For only 12€90 guests can "discover Europe's nicest places" with 300 models celebrating the landmarks of 27 countries. No other theme park in Brussels can boast that! Although nothing in the park is accompanied by holes of put-put golf, many of the mini-monuments have animatronics, used to emulate the real-life movement of the site. There's even a rotating ferris wheel - but you're too big to ride it! For some famous places, with a just a press of a button, visitors can watch a reenactment of a historical event, illustrating its importance and EU symbolism from a hawk's eye-view. Watch now as Mini Europe relives the fall of the Berlin Wall.
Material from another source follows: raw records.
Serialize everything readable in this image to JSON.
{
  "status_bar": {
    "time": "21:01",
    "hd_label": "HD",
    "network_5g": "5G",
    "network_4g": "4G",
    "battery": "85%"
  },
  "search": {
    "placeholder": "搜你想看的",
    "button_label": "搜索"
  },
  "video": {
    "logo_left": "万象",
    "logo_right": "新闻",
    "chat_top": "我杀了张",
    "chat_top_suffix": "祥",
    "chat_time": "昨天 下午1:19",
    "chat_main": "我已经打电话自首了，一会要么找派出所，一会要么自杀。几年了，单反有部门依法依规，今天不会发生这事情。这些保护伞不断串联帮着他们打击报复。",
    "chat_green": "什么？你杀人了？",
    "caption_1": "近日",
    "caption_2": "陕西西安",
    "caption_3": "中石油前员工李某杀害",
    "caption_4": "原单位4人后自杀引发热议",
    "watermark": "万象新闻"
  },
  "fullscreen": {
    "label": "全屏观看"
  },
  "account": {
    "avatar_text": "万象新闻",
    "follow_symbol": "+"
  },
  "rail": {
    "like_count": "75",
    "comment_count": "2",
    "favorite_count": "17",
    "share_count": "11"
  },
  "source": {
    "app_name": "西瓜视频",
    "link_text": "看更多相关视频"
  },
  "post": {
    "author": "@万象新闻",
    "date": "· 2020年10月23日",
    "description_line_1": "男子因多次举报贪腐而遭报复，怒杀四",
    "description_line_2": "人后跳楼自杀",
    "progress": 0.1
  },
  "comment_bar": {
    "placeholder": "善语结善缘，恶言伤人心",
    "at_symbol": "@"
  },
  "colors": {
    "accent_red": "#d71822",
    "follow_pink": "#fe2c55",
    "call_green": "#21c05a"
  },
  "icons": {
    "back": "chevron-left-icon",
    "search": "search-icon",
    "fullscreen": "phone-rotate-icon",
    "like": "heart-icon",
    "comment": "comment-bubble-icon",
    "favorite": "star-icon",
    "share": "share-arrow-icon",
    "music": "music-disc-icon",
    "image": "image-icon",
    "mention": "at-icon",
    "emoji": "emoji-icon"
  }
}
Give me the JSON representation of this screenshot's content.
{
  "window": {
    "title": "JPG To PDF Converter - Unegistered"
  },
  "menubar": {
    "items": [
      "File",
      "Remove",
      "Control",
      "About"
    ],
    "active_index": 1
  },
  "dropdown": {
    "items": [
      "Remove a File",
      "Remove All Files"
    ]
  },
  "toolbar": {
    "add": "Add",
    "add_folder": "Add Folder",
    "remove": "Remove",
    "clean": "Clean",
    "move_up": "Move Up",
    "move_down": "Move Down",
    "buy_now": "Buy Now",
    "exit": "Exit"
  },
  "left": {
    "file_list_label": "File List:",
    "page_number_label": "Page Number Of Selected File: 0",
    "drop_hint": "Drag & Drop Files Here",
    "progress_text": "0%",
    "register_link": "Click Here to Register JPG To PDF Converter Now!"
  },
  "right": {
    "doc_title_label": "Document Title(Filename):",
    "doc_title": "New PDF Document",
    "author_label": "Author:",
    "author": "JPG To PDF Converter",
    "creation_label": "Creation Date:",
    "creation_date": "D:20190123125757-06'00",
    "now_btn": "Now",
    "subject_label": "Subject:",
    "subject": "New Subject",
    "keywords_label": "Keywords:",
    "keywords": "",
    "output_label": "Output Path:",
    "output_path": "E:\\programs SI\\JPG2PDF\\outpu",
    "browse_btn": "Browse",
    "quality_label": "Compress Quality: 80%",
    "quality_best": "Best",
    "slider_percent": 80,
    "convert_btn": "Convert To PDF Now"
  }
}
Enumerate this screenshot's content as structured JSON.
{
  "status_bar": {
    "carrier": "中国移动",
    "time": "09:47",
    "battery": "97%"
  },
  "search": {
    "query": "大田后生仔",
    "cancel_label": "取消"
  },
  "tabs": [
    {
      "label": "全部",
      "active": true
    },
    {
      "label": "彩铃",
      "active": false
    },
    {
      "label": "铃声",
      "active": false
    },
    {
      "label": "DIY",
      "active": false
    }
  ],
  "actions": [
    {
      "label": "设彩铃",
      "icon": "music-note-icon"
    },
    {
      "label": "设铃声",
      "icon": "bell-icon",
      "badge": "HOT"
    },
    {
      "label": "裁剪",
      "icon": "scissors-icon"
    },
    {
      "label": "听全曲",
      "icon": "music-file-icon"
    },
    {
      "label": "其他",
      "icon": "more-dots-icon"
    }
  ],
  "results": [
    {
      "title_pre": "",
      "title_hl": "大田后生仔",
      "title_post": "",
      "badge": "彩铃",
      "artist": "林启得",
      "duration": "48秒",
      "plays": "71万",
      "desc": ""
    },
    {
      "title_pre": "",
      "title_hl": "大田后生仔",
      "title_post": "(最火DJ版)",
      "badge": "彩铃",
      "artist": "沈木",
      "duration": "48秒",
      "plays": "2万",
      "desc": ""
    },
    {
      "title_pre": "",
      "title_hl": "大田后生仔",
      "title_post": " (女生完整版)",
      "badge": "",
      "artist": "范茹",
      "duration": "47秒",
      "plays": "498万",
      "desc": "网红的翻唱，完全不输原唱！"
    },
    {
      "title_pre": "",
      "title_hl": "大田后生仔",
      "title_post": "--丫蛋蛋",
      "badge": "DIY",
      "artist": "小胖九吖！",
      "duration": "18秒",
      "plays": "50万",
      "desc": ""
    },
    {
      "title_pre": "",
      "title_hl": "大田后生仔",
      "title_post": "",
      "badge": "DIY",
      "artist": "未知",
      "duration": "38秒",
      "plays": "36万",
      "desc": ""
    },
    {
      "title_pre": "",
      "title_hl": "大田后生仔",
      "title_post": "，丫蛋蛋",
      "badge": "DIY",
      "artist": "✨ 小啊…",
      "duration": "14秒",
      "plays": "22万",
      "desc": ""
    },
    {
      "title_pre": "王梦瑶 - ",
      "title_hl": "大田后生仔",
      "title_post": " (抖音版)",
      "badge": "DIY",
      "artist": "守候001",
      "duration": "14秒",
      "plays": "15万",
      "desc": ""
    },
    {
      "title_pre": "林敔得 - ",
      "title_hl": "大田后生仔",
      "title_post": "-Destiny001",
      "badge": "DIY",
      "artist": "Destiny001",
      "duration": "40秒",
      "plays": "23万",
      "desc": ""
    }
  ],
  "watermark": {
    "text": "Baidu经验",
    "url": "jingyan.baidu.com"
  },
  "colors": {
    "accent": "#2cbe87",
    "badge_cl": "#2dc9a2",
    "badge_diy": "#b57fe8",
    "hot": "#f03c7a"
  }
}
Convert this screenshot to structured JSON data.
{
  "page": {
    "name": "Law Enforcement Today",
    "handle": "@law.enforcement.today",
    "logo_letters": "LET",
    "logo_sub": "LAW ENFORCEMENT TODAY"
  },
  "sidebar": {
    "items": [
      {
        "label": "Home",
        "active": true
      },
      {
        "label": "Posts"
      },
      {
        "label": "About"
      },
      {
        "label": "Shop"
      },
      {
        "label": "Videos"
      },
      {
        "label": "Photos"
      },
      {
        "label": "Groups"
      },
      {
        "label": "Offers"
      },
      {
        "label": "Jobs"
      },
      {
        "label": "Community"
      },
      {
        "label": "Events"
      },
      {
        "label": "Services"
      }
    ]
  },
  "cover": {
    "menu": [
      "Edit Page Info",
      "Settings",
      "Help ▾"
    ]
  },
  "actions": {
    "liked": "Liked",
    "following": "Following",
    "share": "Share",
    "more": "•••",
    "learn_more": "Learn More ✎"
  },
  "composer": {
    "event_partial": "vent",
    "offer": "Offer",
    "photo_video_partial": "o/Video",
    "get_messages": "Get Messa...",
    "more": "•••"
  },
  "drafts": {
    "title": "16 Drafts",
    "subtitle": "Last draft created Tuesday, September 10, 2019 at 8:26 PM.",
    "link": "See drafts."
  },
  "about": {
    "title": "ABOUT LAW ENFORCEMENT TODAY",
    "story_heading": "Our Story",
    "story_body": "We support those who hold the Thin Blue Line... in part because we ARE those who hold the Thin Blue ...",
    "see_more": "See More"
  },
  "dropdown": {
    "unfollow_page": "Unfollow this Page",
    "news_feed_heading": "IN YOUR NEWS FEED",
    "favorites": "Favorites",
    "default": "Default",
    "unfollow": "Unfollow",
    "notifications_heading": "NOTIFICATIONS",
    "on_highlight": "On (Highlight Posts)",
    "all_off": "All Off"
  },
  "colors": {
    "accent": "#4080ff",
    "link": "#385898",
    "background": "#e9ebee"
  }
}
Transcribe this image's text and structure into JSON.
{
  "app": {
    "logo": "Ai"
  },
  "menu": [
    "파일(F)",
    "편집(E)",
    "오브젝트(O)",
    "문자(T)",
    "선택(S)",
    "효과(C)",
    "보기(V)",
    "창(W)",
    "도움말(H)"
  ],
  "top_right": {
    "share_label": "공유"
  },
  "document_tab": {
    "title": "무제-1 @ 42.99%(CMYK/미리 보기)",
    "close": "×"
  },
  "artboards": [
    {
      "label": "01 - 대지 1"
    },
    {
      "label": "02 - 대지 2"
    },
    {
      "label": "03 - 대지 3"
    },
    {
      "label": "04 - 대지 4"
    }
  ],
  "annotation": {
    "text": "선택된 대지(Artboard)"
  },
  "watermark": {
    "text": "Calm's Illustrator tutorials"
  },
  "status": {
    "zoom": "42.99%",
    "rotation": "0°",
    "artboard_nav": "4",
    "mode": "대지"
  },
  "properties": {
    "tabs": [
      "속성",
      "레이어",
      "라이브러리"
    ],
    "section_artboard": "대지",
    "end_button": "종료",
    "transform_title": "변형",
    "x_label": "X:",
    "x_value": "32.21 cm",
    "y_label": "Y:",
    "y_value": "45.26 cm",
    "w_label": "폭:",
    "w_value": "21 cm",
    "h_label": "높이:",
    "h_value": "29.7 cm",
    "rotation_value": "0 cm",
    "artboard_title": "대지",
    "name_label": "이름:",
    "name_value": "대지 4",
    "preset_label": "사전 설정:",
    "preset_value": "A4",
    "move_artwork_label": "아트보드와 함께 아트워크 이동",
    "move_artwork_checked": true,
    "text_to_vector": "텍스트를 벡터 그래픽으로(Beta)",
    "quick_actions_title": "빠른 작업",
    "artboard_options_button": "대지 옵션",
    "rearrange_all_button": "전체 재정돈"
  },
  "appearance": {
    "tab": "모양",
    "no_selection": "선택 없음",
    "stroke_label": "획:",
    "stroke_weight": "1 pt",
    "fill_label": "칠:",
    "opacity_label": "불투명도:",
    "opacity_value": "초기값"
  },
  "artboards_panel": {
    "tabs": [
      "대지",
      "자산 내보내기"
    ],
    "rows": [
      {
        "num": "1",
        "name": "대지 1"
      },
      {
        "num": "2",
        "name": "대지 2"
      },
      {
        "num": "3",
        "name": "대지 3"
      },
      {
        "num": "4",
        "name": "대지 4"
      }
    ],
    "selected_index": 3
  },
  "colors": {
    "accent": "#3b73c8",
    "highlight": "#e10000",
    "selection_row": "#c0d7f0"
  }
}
The mascot of Mini Europe is an orange turtle who poses as a young traveler, his only home attached to his back. He is your guide to uncovering the Mystére à Mini Europa. And as your navigator, the turtle will be sure to bring you to Austria's Melk Abby, Stokholm's City Hall, and the Monument to Fallen Shipyard Workers in Gdańsk (Poland). He'll teach you the French national anthem for the sing-along in front of the mini Eiffel Tower and keep you posted on which mini-monuments you're allowed to touch (hug). You won't miss the mini Acropolis or the mini-Big Ben, but most of your time will probably be spent in the Mini Belgium area, which features the park's most expensive model: the Grand Palace of Brussels, whose production cost about 350,000€ in parts and labor.
My only qualm with the theme park is the low mini-representation of Romania, i.e. no Transylvania to be found. Should one be unveiled in 2009-10, I will do my best to reach the ribbon-cutting.